4 thoughts on “PHP QBMS EXAMPLE

  • October 6, 2009 at 4:43 pm
    Permalink

    Thanks for the great information! I am attempting this same process, and I’ve gotten as far as receiving the two certificates from Intuit. But now, after trying to implement them on my server and using a PHP script to call Intuit’s server, I get this error:

    Error = error:14094418:SSL routines:SSL3_READ_BYTES:tlsv1 alert unknown ca

    Ever seen this error before, or do you have any idea what it means?

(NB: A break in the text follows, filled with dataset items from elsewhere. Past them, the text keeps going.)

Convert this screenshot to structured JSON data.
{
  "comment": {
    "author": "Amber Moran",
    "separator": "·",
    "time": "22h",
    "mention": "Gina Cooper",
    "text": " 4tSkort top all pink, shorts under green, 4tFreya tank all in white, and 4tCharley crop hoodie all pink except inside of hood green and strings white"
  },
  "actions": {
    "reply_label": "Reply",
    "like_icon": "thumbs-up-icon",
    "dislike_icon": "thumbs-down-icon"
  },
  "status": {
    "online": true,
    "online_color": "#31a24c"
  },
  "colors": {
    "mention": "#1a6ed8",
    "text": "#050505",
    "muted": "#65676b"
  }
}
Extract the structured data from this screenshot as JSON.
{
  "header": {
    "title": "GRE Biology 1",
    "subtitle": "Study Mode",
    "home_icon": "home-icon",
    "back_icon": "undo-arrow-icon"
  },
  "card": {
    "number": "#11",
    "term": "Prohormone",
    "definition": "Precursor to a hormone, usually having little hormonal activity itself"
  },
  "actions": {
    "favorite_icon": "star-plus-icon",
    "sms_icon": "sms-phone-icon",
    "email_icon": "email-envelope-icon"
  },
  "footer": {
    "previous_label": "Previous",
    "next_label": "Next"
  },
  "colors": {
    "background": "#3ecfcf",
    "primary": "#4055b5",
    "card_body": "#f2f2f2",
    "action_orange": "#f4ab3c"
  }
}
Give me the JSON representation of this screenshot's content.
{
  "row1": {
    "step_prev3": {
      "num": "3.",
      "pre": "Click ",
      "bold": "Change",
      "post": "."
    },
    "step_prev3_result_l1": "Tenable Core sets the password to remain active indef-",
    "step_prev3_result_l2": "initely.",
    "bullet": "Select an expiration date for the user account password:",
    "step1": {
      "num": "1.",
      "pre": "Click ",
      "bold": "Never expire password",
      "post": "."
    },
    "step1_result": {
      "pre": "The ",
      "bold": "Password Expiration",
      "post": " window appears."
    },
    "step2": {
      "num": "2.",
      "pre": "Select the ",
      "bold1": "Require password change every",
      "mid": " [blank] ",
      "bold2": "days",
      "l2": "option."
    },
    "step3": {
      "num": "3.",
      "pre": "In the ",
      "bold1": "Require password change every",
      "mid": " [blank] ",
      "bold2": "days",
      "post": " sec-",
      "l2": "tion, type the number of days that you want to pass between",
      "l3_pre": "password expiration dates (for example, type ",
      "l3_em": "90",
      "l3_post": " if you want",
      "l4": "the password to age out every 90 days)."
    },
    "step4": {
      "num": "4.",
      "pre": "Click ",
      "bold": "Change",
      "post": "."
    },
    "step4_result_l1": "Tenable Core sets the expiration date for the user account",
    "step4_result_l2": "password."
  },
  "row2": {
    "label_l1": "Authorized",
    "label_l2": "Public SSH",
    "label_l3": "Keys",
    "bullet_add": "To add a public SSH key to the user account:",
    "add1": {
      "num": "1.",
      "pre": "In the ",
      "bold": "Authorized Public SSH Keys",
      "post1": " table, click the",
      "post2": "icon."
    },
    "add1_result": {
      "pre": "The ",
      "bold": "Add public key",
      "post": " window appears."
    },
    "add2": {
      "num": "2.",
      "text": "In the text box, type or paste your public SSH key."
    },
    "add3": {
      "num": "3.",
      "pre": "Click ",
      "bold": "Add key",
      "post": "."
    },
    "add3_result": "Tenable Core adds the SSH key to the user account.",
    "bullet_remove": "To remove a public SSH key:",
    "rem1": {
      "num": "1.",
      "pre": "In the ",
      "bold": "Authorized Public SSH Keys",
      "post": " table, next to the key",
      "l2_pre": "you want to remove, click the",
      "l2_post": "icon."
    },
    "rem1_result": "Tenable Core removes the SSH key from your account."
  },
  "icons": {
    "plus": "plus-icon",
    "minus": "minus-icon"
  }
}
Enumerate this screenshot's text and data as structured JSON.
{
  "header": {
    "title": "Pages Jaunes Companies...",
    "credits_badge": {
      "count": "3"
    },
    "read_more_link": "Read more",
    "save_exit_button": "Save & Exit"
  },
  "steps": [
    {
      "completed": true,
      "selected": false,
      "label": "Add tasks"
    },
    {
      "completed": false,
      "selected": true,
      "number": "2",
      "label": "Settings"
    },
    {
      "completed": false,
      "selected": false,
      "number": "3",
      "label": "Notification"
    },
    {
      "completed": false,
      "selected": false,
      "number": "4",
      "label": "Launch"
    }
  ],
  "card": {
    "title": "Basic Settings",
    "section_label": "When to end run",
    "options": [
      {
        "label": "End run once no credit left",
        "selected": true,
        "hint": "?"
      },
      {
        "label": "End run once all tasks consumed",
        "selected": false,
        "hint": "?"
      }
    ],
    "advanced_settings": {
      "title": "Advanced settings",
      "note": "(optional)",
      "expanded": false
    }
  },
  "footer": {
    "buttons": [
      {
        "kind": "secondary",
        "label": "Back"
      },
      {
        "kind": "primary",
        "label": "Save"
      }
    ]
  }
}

  • October 15, 2009 at 4:41 pm
    Permalink

    Thanks for this post Eon. I’ve spent many hours trying to piece together some of the steps you have laid out here.
    Thanks,
    Adam

  • October 25, 2009 at 12:37 am
    Permalink

    Added note: You’ll need to actually set up a production server to test the address verification. Which is kind of painful to see 10+ 2 cents charges on your test credit card. The time out thing was also annoying. If you have 2 credit card submission from the same user, it’s treated as one. I had to send something different, dont remember now.

    Sometimes the AVS verfication is not avilable, you have to decide to pass or deny the transaction.

  • February 1, 2010 at 4:41 pm
    Permalink

    I couldn’t seem to get QBMS to post to my script. I could do it manually, but that is where it ended. Since this was only going to be for our own company use I really only need to get the connection ticket a couple of times. So when I went to appreg and registered my application, I set it to a desktop app first. This gave me my connection ticket. I then set it back to a web application. This allowed my to set up my php script to submit payments and get any error messages back without a problem.